Newsome and colleagues presented post-hoc analyses investigating the association between body weight reduction and liver outcomes in the ESSENCE trial.² At week 72, improvements in MASH-related and fibrosis-related endpoints were observed across body weight reduction thresholds. Rates of steatohepatitis resolution without worsening of liver fibrosis among patients receiving semaglutide ranged from 57.1% (43.1% for placebo) in patients with 2% to 5% body weight reduction to 71.5% (56.1% for placebo) in patients with greater than 7% body weight reduction. Rates of improvement in liver fibrosis without worsening of steatohepatitis ranged from 29.3% (22.5% for placebo) in patients with 2% to 5% body weight reduction to 41.8% (37.2% for placebo) in patients with greater than 7% body weight reduction (Figure 4).

Figure 4.

Improvements in metabolic dysfunction-associated steatohepatitis–related histologic and noninvasive test responses were observed across all body weight reduction thresholds in patients treated with semaglutide in the ESSENCE trial.

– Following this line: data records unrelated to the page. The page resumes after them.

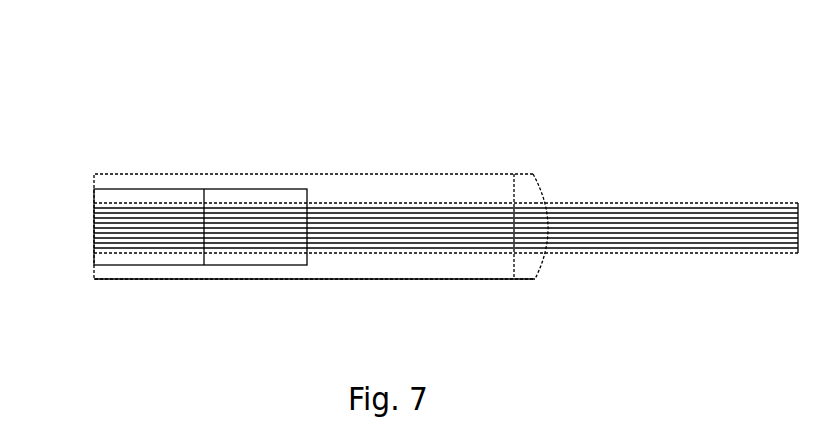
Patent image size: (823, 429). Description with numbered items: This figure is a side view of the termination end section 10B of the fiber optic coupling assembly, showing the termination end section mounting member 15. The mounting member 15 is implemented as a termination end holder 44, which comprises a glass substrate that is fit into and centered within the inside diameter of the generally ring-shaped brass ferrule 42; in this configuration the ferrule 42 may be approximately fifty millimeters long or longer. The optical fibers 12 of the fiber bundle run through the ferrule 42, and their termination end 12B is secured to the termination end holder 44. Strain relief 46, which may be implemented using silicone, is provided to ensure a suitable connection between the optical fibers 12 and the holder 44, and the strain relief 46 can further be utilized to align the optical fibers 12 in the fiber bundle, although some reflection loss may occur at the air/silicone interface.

The termination end section 10B is at (582, 87).
The optical fibers 12 is at (722, 198).
The termination end 12B is at (88, 234).
The termination end section mounting member 15 is at (245, 115).
The brass ferrule 42 is at (445, 174).
The termination end holder 44 is at (110, 188).
The strain relief 46 is at (525, 174).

Adapted from Newsome PN, et al. AASLD abstract 0010. Presented at: The Liver Meeting; November 7-11, 2025; Washington, DC.²

With GLP-1 receptor agonists, some speculate it is loss of weight that leads to improvement, not the agents’ direct effects in the liver. However, in this study, patients with MASH who received semaglutide had improvements in liver health– related parameters, even at low levels of weight reduction. They also had greater improvements on their liver parameters, compared with those who received placebo. This suggests a potential effect of the agent itself not driven solely by weight reduction, although weight loss does improve features of MASLD.

—Nancy S. Reau, MD

Improvements in MASH-related noninvasive test parameters were also observed across body weight reduction thresholds in patients receiving semaglutide, as were improvements in fibrosis-related histologic and noninvasive test responses, including change in ELF scores and VCTE.

The investigators used exploratory mediation analyses to attempt to measure the extent to which the effects of semaglutide on liver parameters were indirect effects (resulting from body weight reduction) or direct effects (not attributed to body weight reduction). They found that MASH-related histologic changes and noninvasive test responses (including histologic resolution of MASH without worsening of liver fibrosis, ALT responses, and FibroScan AST [FAST] responses), as well as fibrosis-related histologic improvement and noninvasive test responses (including improvement in fibrosis without worsening of MASH, VCTE responses, and ELF score responses), were greater in patients receiving semaglutide than in patients receiving placebo, even at a similar amount of weight reduction.

These exploratory findings suggest that factors other than weight reduction may contribute to the liver health benefits observed with semaglutide. However, investigators cautioned that interaction and confounding effects can influence outcomes and may complicate the analysis. They added that a few people on the placebo arm had large amounts of weight loss, which may also complicate the analysis. Moreover, the model requires assumptions that are not always testable. Despite these limitations, the investigators concluded that the benefits of semaglutide on liver health are not driven by weight reduction alone.